Scientific data in some areas may constitute "trade secrets" until they are protected by patents. Even in noncommercial research, federally funded scientists sometimes claim exclusive ownership over data that they plan to use in future research. In my own field of paleoanthropology, data secrecy supports a clandestine "quid pro quo" economy among researchers, in which established researchers and institutions allow furtive looks at unpublished data, to support and consolidate their power and influence.

This is a game that the United States should simply decline to play. When federal research supports scientific results that are not subject to independent replication, it betrays the public interest in science.

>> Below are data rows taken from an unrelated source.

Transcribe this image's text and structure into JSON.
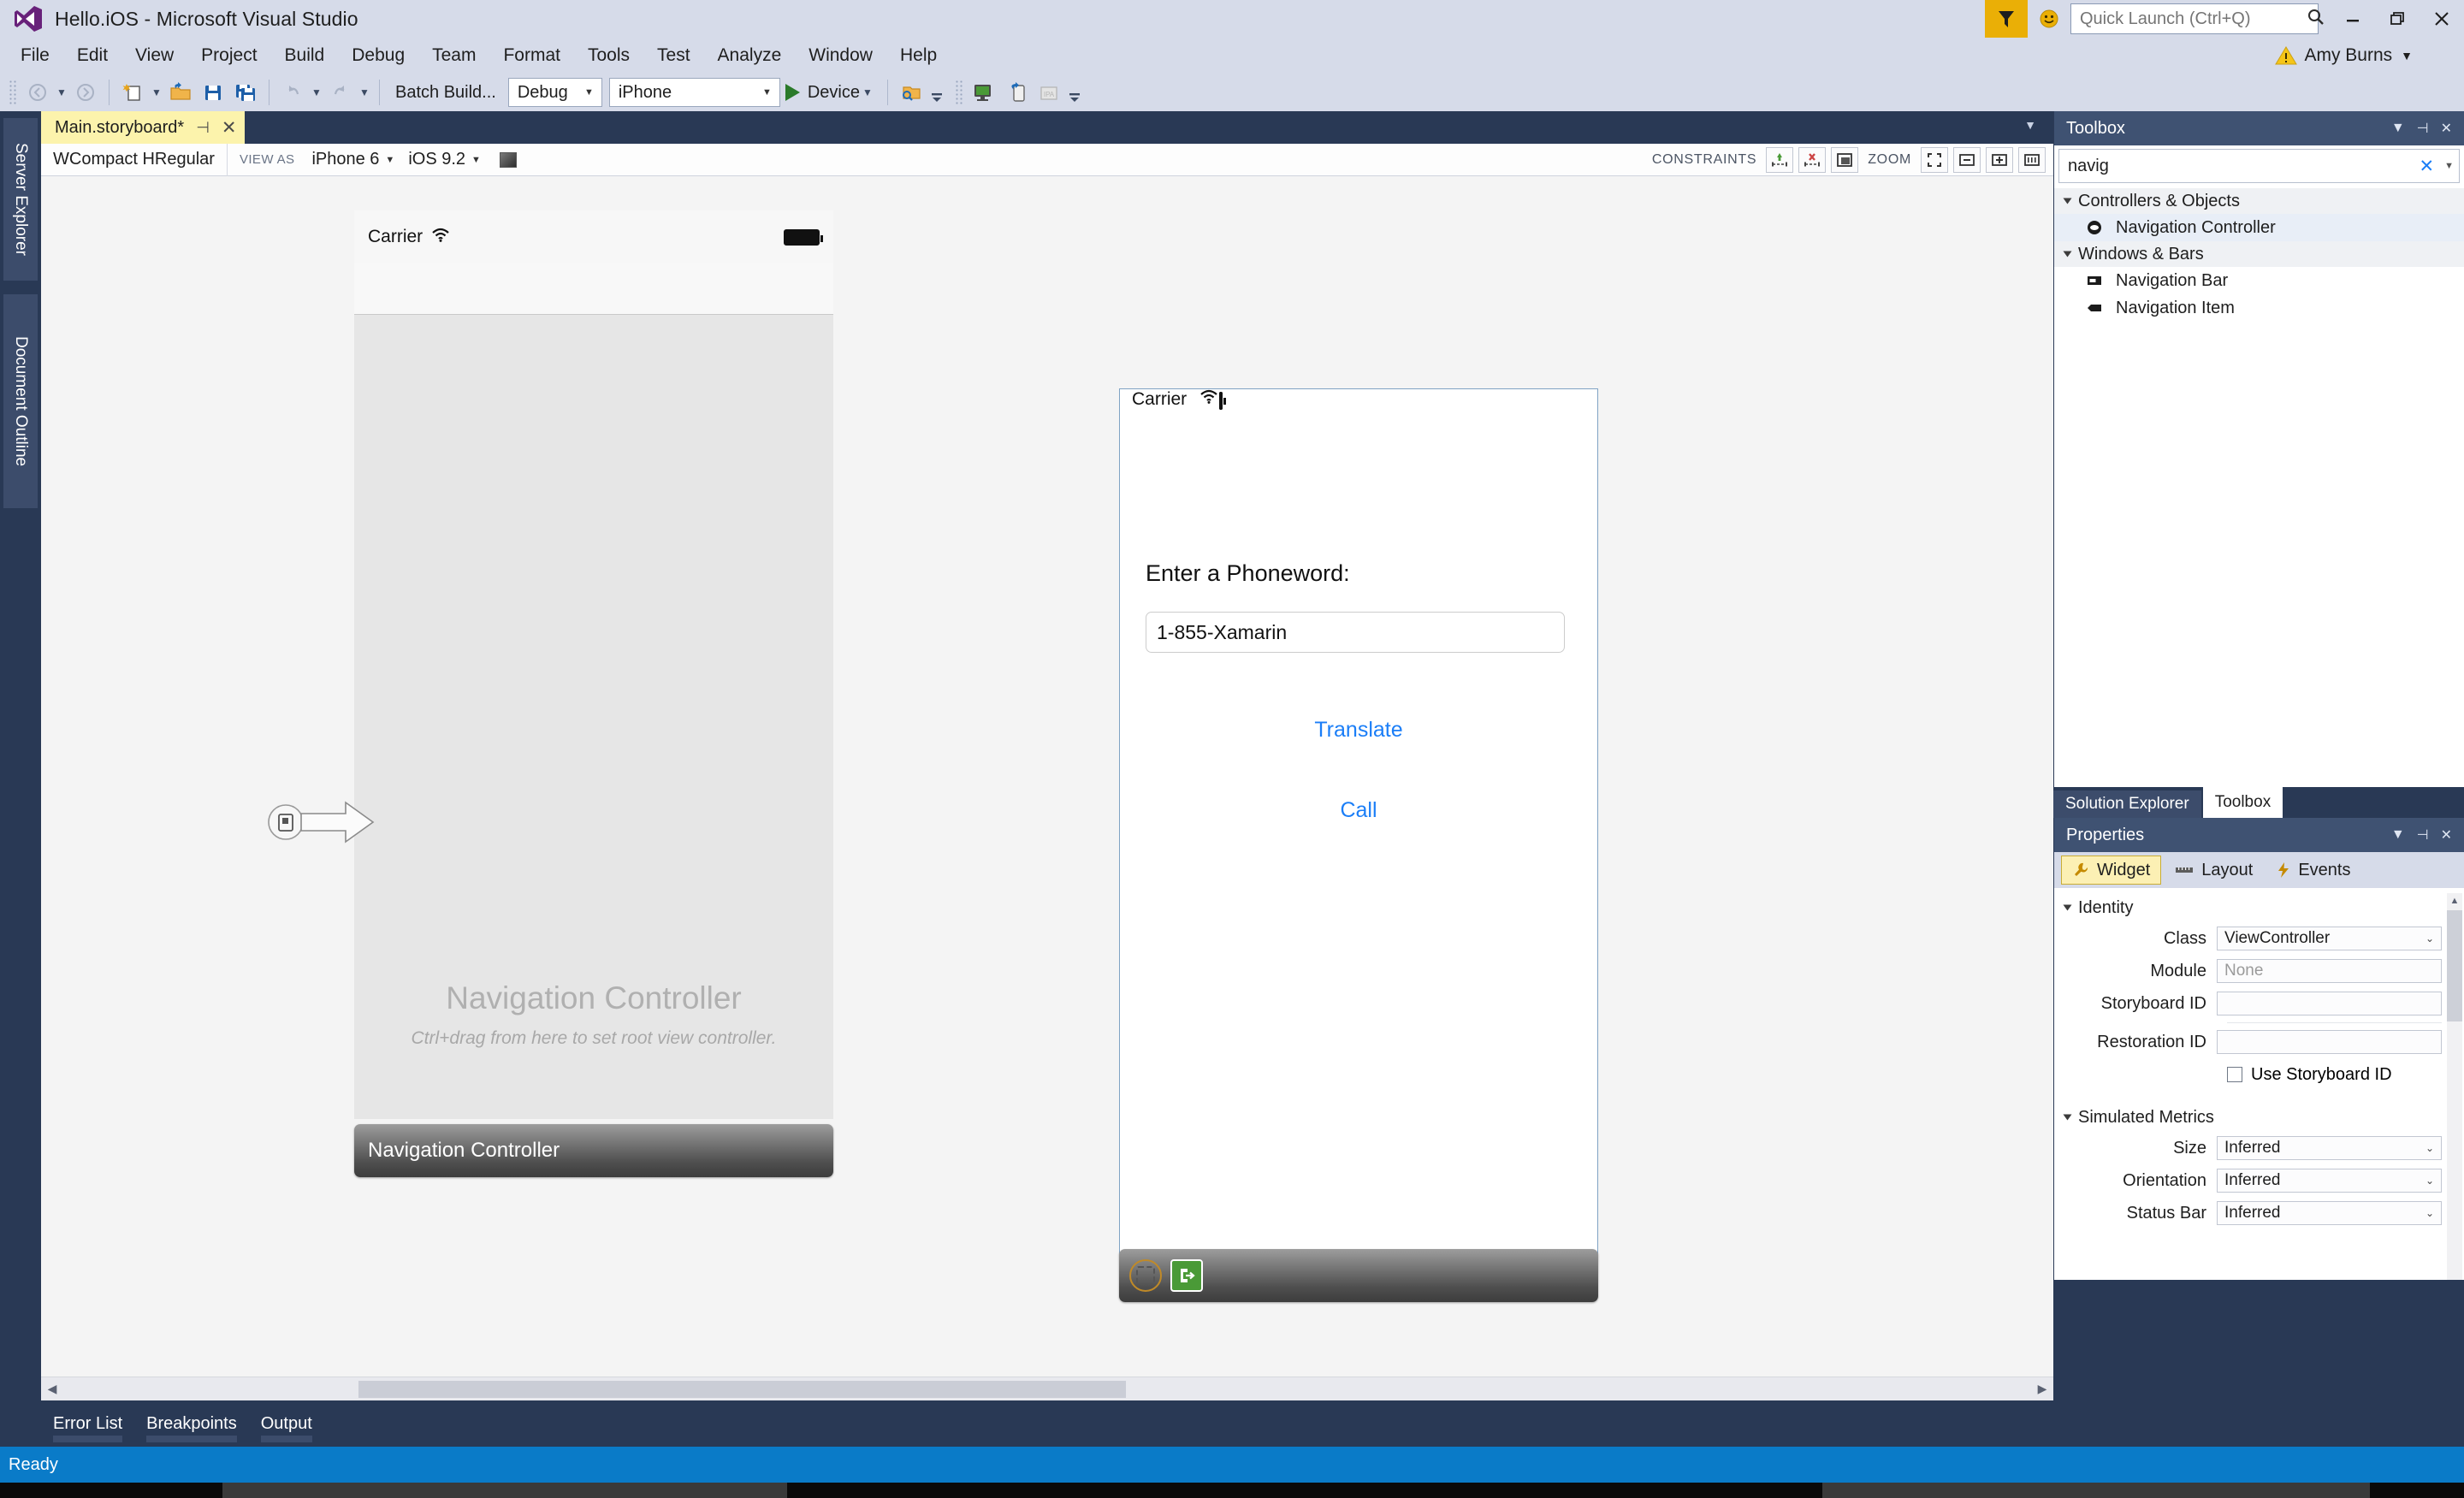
{
  "window": {
    "title": "Hello.iOS - Microsoft Visual Studio",
    "quick_launch_placeholder": "Quick Launch (Ctrl+Q)",
    "account_name": "Amy Burns",
    "minimize_label": "Minimize",
    "restore_label": "Restore Down",
    "close_label": "Close",
    "feedback_label": "Send Feedback",
    "smiley_label": "Feedback Smiley"
  },
  "menu": {
    "items": [
      {
        "label": "File"
      },
      {
        "label": "Edit"
      },
      {
        "label": "View"
      },
      {
        "label": "Project"
      },
      {
        "label": "Build"
      },
      {
        "label": "Debug"
      },
      {
        "label": "Team"
      },
      {
        "label": "Format"
      },
      {
        "label": "Tools"
      },
      {
        "label": "Test"
      },
      {
        "label": "Analyze"
      },
      {
        "label": "Window"
      },
      {
        "label": "Help"
      }
    ]
  },
  "toolbar": {
    "batch_build_label": "Batch Build...",
    "configuration": "Debug",
    "platform": "iPhone",
    "run_target": "Device"
  },
  "left_rail": {
    "tabs": [
      {
        "label": "Server Explorer"
      },
      {
        "label": "Document Outline"
      }
    ]
  },
  "document_tabs": {
    "active_tab": "Main.storyboard*"
  },
  "storyboard_toolbar": {
    "size_class_w": "WCompact",
    "size_class_h": "HRegular",
    "view_as_label": "VIEW AS",
    "device": "iPhone 6",
    "os_version": "iOS 9.2",
    "constraints_label": "CONSTRAINTS",
    "zoom_label": "ZOOM"
  },
  "canvas": {
    "device1": {
      "carrier": "Carrier",
      "placeholder_title": "Navigation Controller",
      "placeholder_subtitle": "Ctrl+drag from here to set root view controller.",
      "footer_label": "Navigation Controller"
    },
    "device2": {
      "carrier": "Carrier",
      "prompt_label": "Enter a Phoneword:",
      "phone_input_value": "1-855-Xamarin",
      "translate_button": "Translate",
      "call_button": "Call"
    }
  },
  "toolbox": {
    "title": "Toolbox",
    "search_value": "navig",
    "groups": [
      {
        "label": "Controllers & Objects",
        "items": [
          {
            "label": "Navigation Controller",
            "icon": "navigation-controller-icon"
          }
        ]
      },
      {
        "label": "Windows & Bars",
        "items": [
          {
            "label": "Navigation Bar",
            "icon": "navigation-bar-icon"
          },
          {
            "label": "Navigation Item",
            "icon": "navigation-item-icon"
          }
        ]
      }
    ]
  },
  "panel_tabs": [
    {
      "label": "Solution Explorer",
      "active": false
    },
    {
      "label": "Toolbox",
      "active": true
    }
  ],
  "properties": {
    "title": "Properties",
    "tabs": [
      {
        "label": "Widget",
        "icon": "wrench-icon",
        "active": true
      },
      {
        "label": "Layout",
        "icon": "ruler-icon",
        "active": false
      },
      {
        "label": "Events",
        "icon": "lightning-icon",
        "active": false
      }
    ],
    "sections": [
      {
        "label": "Identity",
        "rows": [
          {
            "label": "Class",
            "value": "ViewController",
            "type": "select"
          },
          {
            "label": "Module",
            "value": "None",
            "type": "placeholder"
          },
          {
            "label": "Storyboard ID",
            "value": "",
            "type": "text"
          },
          {
            "label": "Restoration ID",
            "value": "",
            "type": "text"
          }
        ],
        "checkbox": {
          "label": "Use Storyboard ID",
          "checked": false
        }
      },
      {
        "label": "Simulated Metrics",
        "rows": [
          {
            "label": "Size",
            "value": "Inferred",
            "type": "select"
          },
          {
            "label": "Orientation",
            "value": "Inferred",
            "type": "select"
          },
          {
            "label": "Status Bar",
            "value": "Inferred",
            "type": "select"
          }
        ]
      }
    ]
  },
  "bottom_tabs": [
    {
      "label": "Error List"
    },
    {
      "label": "Breakpoints"
    },
    {
      "label": "Output"
    }
  ],
  "status_bar": {
    "text": "Ready",
    "color": "#0a7bc8"
  },
  "colors": {
    "chrome": "#d6dbe9",
    "panel_header": "#3f5272",
    "dark_shell": "#293955",
    "accent_yellow": "#fcf3ac",
    "ios_blue": "#1b7ef7",
    "status_blue": "#0a7bc8"
  }
}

Established collaborations and centers of scientific research will always exert a strong influence upon the future of science, irrespective of federal data access policies. But established players should not use federal funding to construct barriers to open inquiry.

Conclusion

Open public access to data is one indication that a research project is following scientific principles. Making digital data available to the public would be good practice for any researcher, irrespective of funding source. Data access mitigates the risk that negative data will be unreported. Data access facilitates broader stewardship of research projects, in particular where collaborations create data that are distributed across many institutions. Data access and reporting standards enable other researchers to fill in for those who cannot complete scientific project due to health or other personal reasons.

Federal grant agencies already have successful repositories for many kinds of digital data. Such data are shared with the public at minimal cost relative to the overall budget for federal research grants. Supporting digital data repositories has itself been an important granting aim for several federal agencies and continues to be an active part of scientific infrastructure. Limiting such repositories for the exclusive use of a small cadre of researchers is enormously wasteful of resources, when they can be opened to an interested public for a small incremental cost.

The public has repeatedly invented surprising uses for digital data that can complement or enhance the scientific record. But much more important, open access to digital data serves the scientific values of transparency and independent replication, essential to maintaining public trust and investment in the research enterprise.